Diffusion of Media Effects: An analysis of spillovers from two large field experiments in Uganda
Two blocked and clustered placebo-controlled field experiment with 8,880 respondents in 167 villages
Donald Green, Anna Wilke, Susanne Baltes
Innovations for Poverty Action (IPA Uganda), Peripheral Vision International (PVI)
When novel information is introduced into a subset of a community, to what extent and how does this information diffuse to its other members?
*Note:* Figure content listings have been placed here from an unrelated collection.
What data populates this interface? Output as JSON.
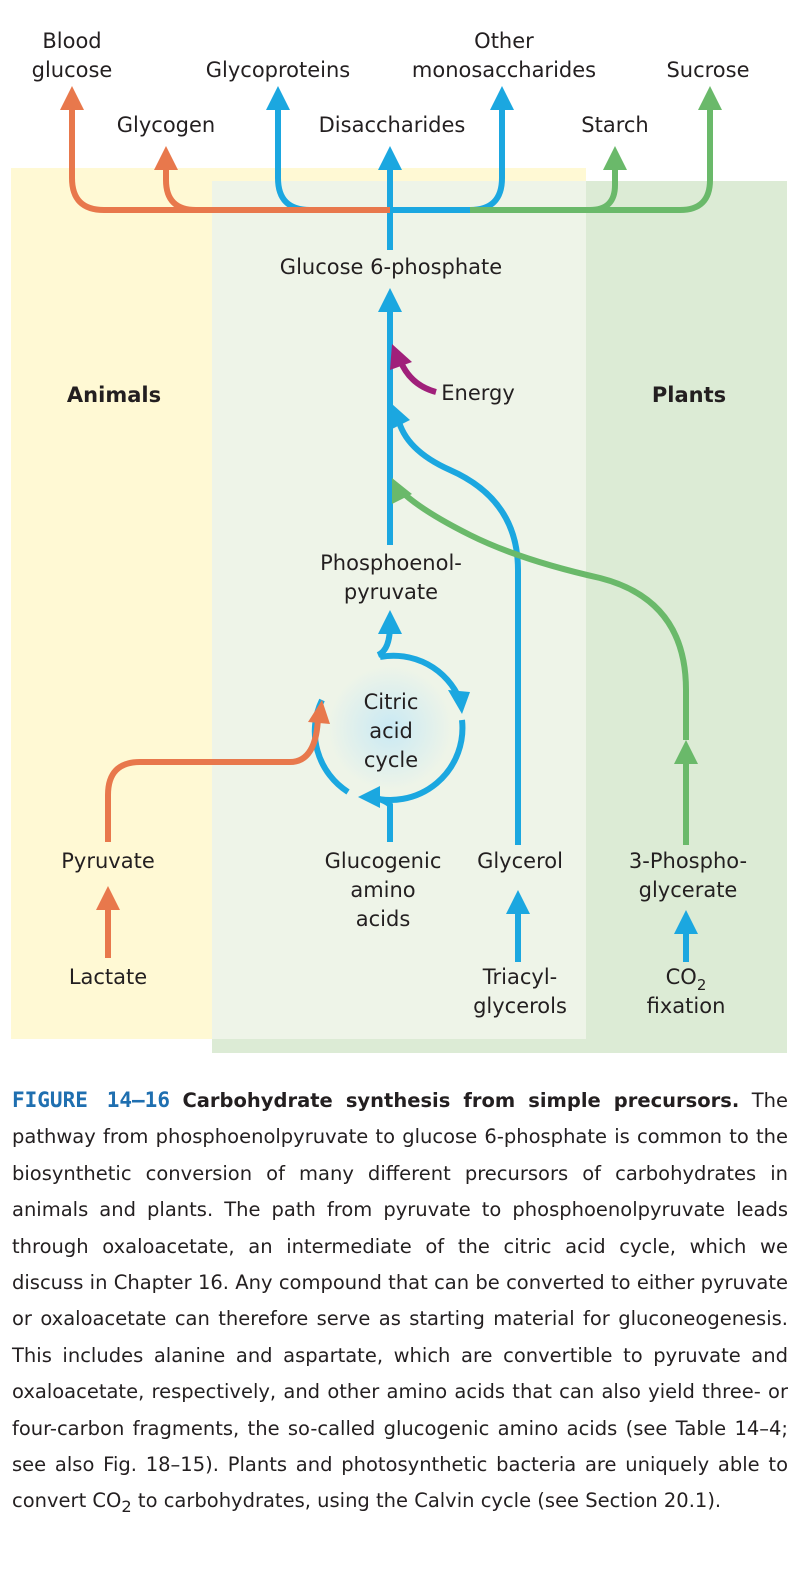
{
  "diagram": {
    "regions": {
      "animals": "Animals",
      "plants": "Plants"
    },
    "products": {
      "blood_glucose": [
        "Blood",
        "glucose"
      ],
      "glycogen": "Glycogen",
      "glycoproteins": "Glycoproteins",
      "disaccharides": "Disaccharides",
      "other_monosaccharides": [
        "Other",
        "monosaccharides"
      ],
      "starch": "Starch",
      "sucrose": "Sucrose"
    },
    "intermediates": {
      "glucose_6_phosphate": "Glucose 6-phosphate",
      "energy": "Energy",
      "phosphoenolpyruvate": [
        "Phosphoenol-",
        "pyruvate"
      ],
      "citric_acid_cycle": [
        "Citric",
        "acid",
        "cycle"
      ]
    },
    "precursors": {
      "pyruvate": "Pyruvate",
      "glucogenic_amino_acids": [
        "Glucogenic",
        "amino",
        "acids"
      ],
      "glycerol": "Glycerol",
      "three_phosphoglycerate": [
        "3-Phospho-",
        "glycerate"
      ],
      "lactate": "Lactate",
      "triacylglycerols": [
        "Triacyl-",
        "glycerols"
      ],
      "co2_fixation": {
        "formula_main": "CO",
        "formula_sub": "2",
        "line2": "fixation"
      }
    },
    "colors": {
      "animals_bg": "#fff9d4",
      "common_bg": "#eef4e8",
      "plants_bg": "#dcebd5",
      "blue": "#1ba7e0",
      "orange": "#e8784c",
      "green": "#6ab96a",
      "purple": "#a0207a"
    }
  },
  "caption": {
    "figure_label": "FIGURE 14–16",
    "title": "Carbohydrate synthesis from simple precursors.",
    "body_part1": "The pathway from phosphoenolpyruvate to glucose 6-phosphate is common to the biosynthetic conversion of many different precursors of carbohydrates in animals and plants. The path from pyruvate to phosphoenolpyruvate leads through oxaloacetate, an intermediate of the citric acid cycle, which we discuss in Chapter 16. Any compound that can be converted to either pyruvate or oxaloacetate can therefore serve as starting material for gluconeogenesis. This includes alanine and aspartate, which are convertible to pyruvate and oxaloacetate, respectively, and other amino acids that can also yield three- or four-carbon fragments, the so-called glucogenic amino acids (see Table 14–4; see also Fig. 18–15). Plants and photosynthetic bacteria are uniquely able to convert CO",
    "body_sub": "2",
    "body_part2": " to carbohydrates, using the Calvin cycle (see Section 20.1)."
  }
}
Policy-makers rely on mass media campaigns as a scalable means of reducing the prevalence of harmful practices in developing countries. The attractiveness of this approach depends in part on whether the effects of such campaigns are confied to the people directly exposed or whether they spill over to the broader population. We draw upon two randomized placebo-controlled media campaigns in Uganda to assess the ways in which media effects diffuse. Two experiments exposed over 10,000 Ugandans in 56 and 112 villages to video drama on domestic violence, abortion and teacher absenteeism. Outcomes were measured via seemingly unrelated surveys months later. The campaigns produced substantial effects on the views of those directly exposed and provide a unique opportunity to study spillovers. First, the distance between villages makes diffusion across villages unlikely, which helps us home in on intra-village spillovers. Second, the novel placebo-controlled design makes it possible to identify effects among subgroups within a village, such as those who were indirectly exposed to the campaign through friends and family. Finally, we sampled teenagers and parents from the same household, which enables us to analyze intra-household spillovers.